I’ve argued in the past that there was something particularly loathsome about Holocaust denial in that, in effect, it seeks to murder Hitler’s victims a second time-murders their memory. Just reading the new Hutton Gibson transcript is bad enough, but to hear the self-satisfied, self-congratulatory tone in which the words are uttered-as one did on This Week -is to realize that this isn’t something that cannot be pitied or excused as the product of a senile lunatic. They’re the words of someone in complete possession of his faculties-and all the more hateful for it.

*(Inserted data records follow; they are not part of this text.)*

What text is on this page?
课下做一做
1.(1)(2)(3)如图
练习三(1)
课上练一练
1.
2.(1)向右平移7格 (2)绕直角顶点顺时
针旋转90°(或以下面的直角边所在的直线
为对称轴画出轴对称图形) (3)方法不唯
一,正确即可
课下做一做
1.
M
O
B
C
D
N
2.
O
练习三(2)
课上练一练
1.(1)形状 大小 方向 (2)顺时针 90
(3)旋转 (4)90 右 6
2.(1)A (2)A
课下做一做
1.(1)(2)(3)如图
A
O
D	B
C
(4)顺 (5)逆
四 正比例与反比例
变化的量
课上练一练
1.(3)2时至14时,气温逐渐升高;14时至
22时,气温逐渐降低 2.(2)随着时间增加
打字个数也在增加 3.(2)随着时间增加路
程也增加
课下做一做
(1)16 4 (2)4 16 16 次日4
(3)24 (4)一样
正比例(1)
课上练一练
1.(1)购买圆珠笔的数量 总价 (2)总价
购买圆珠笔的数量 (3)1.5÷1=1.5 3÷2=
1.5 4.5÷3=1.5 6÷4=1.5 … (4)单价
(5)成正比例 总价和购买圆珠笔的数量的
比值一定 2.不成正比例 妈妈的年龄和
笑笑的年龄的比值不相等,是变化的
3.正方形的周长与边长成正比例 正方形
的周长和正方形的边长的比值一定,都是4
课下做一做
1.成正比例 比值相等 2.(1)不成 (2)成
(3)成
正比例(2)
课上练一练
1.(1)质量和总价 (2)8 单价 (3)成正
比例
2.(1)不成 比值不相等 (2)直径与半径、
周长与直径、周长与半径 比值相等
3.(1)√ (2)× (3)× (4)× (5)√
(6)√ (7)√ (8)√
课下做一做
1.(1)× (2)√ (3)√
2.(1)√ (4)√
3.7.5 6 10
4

In his speech to the Harvard community in September 2002, Harvard president Lawrence Summers warned about the resurgence of anti-Semitism in acts that were anti-Semitic “in their effect if not their intent.” It’s become a controversial distinction for some, but I think it applies here. You could argue that Mel Gibson is not intentionally anti-Semitic. It’s possible that he’s just too stupid to know the effect of what he’s done, too ignorant of the historical effect of Passion plays. But his father is intent personified-intent that seems to have been transmitted to a gullible son who wants to win his father’s love.

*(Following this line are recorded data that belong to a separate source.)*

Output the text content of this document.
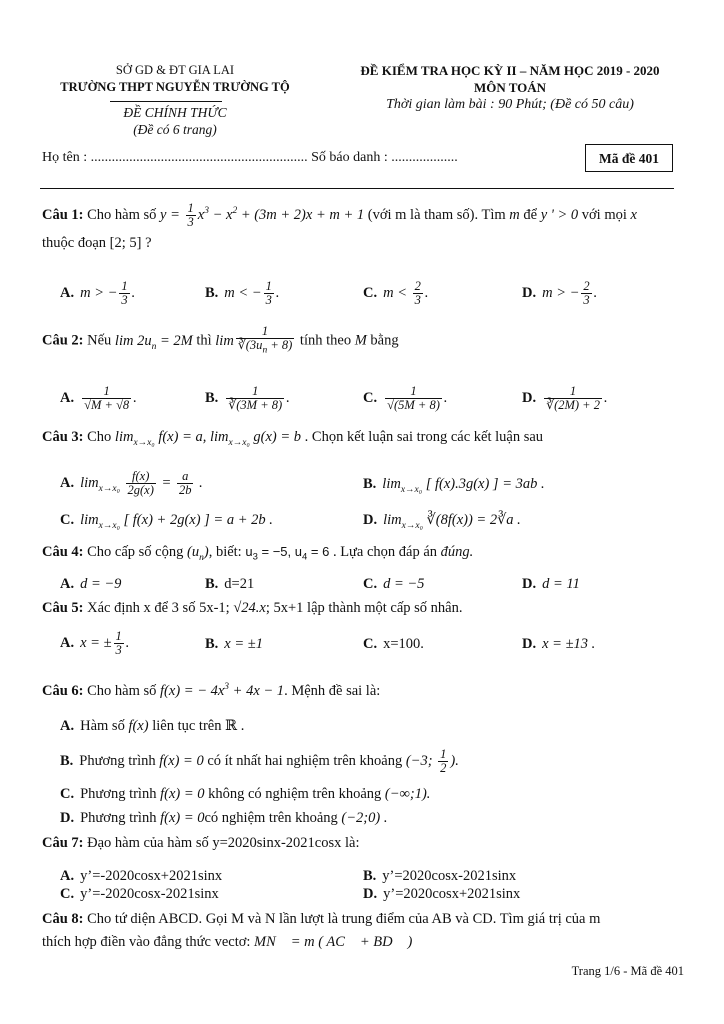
SỞ GD & ĐT GIA LAI
TRƯỜNG THPT NGUYỄN TRƯỜNG TỘ
ĐỀ CHÍNH THỨC
(Đề có 6 trang)
ĐỀ KIỂM TRA HỌC KỲ II – NĂM HỌC 2019 - 2020
MÔN TOÁN
Thời gian làm bài : 90 Phút; (Đề có 50 câu)
Họ tên : .............................................................. Số báo danh : ...................	Mã đề 401
Câu 1: Cho hàm số $y = \frac{1}{3} x^3 - x^2 + (3m + 2)x + m + 1$ (với m là tham số). Tìm m để y ' > 0 với mọi x
thuộc đoạn [2; 5] ?
A. m > − $\frac{1}{3}$ .	B. m < − $\frac{1}{3}$ .	C. $m < \frac{2}{3}$ .	D. m > − $\frac{2}{3}$ .
Câu 2: Nếu $\lim 2u_n = 2M$ thì $\lim \frac{1}{∛(3u_n + 8)}$ tính theo M bằng
A. $\frac{1}{√M + √8}$ .	B. $\frac{1}{∛(3M + 8)}$ .	C. $\frac{1}{√(5M + 8)}$ .	D. $\frac{1}{∛(2M) + 2}$ .
Câu 3: Cho $\lim_{x\to x_0} f(x) = a$, $\lim_{x\to x_0} g(x) = b$ . Chọn kết luận sai trong các kết luận sau
A. $\lim_{x\to x_0} \frac{f(x)}{2g(x)} = \frac{a}{2b}$ .	B. $\lim_{x\to x_0}$ [ f(x).3g(x) ] = 3ab .
C. $\lim_{x\to x_0}$ [ f(x) + 2g(x) ] = a + 2b .	D. $\lim_{x\to x_0}$ ∛(8f(x)) = 2∛a .
Câu 4: Cho cấp số cộng $(u_n)$, biết: $u_3 = -5$, $u_4 = 6$ . Lựa chọn đáp án đúng.
A. d = −9	B. d=21	C. d = −5	D. d = 11
Câu 5: Xác định x để 3 số 5x-1; √24.x; 5x+1 lập thành một cấp số nhân.
A. x = ± $\frac{1}{3}$ .	B. x = ±1	C. x=100.	D. x = ±13 .
Câu 6: Cho hàm số f(x) = − $4x^3 + 4x - 1$. Mệnh đề sai là:
A. Hàm số f(x) liên tục trên ℝ .
B. Phương trình f(x) = 0 có ít nhất hai nghiệm trên khoảng (−3; $\frac{1}{2}$ ).
C. Phương trình f(x) = 0 không có nghiệm trên khoảng (−∞;1).
D. Phương trình f(x) = 0có nghiệm trên khoảng (−2;0) .
Câu 7: Đạo hàm của hàm số y=2020sinx-2021cosx là:
A. y’=-2020cosx+2021sinx	B. y’=2020cosx-2021sinx
C. y’=-2020cosx-2021sinx	D. y’=2020cosx+2021sinx
Câu 8: Cho tứ diện ABCD. Gọi M và N lần lượt là trung điểm của AB và CD. Tìm giá trị của m
thích hợp điền vào đẳng thức vectơ: MN⃗ = m ( AC⃗ + BD⃗ )
Trang 1/6 - Mã đề 401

I don’t know: One of the things I’m most grateful to my late father for is that he was a completely unprejudiced man, racially and religiously. He lived to make people laugh, and he succeeded more often than not. When he came back from his wartime service, he wanted to make a better world and joined a veterans’ group dedicated to civil rights for all. I can’t believe how lucky I am to have had a father like that rather than someone like Hutton Gibson. I almost feel sorry for Mel Gibson. But it’s still no excuse. If my father had ever made racist remarks, I might still love him, but I like to hope that I would never cease challenging him about them. Mel Gibson has reacted a different way. An extreme, familial version of the Stockholm syndrome, I guess. Mel has boasted, “My father has never told me a lie.”

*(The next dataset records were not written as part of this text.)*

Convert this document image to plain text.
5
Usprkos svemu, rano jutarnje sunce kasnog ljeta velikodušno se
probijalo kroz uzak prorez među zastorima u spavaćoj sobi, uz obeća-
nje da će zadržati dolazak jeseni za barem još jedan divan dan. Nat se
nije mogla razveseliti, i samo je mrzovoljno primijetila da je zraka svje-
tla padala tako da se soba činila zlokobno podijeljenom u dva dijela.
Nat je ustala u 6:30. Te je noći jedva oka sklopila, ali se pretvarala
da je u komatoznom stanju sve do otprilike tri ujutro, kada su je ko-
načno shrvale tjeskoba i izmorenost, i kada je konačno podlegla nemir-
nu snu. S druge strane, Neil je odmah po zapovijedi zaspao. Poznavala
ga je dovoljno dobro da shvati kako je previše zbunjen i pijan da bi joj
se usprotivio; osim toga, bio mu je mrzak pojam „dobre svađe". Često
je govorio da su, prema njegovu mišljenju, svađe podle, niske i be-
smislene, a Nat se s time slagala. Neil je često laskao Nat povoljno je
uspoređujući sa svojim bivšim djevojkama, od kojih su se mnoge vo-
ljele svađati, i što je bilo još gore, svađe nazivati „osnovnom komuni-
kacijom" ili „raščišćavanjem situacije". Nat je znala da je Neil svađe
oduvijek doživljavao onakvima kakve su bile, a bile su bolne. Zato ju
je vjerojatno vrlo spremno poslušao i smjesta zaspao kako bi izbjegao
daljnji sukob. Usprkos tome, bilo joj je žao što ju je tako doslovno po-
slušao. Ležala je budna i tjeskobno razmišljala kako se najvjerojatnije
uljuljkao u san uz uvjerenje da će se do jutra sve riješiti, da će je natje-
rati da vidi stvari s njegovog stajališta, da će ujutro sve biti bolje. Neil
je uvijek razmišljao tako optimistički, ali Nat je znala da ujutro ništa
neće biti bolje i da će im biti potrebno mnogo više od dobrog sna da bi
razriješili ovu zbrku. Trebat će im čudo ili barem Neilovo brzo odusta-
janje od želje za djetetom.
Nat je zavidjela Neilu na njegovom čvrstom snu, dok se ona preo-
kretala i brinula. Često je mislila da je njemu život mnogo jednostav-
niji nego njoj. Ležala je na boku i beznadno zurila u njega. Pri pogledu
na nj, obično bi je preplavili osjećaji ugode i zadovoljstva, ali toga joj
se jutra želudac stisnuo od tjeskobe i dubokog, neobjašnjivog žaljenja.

But it’s not just a Gibson family matter. Over the centuries, thousands of Jews have been murdered in pogroms that followed the anti-Jewish incitement of Passion play productions. It’s unlikely that anything like that will happen in America as a result of the film, but there are other areas of the world where it’s just as likely that something will. Its vicious incitement will be burned into the hearts of more people than have seen a Passion play in all of history up until now.
On Wednesday, the day Mel’s movie opened, a Colorado church unveiled a billboard that said, “Jews killed the Lord Jesus …. Settled!” On Thursday night, Bill O’Reilly asked-“respectfully,” he said-whether Mel Gibson was being singled out because “the major media in Hollywood and a lot of the secular press is controlled by Jewish people.” (What about all the Christians who have objected to Mel’s film? Andrew Sullivan, for one, called its anti-Semitic incitement “unforgivable.”)
If the Jews in Hollywood really “controlled” everything, they would be making a movie about a Jew who was whipped and scourged by a mob who had been incited to murder by a Passion play. There’s plenty of precedent, and it might provide a useful corrective.
But I don’t foresee that happening. As the Pope either said or didn’t say: “It is as it was.” Until it gets worse.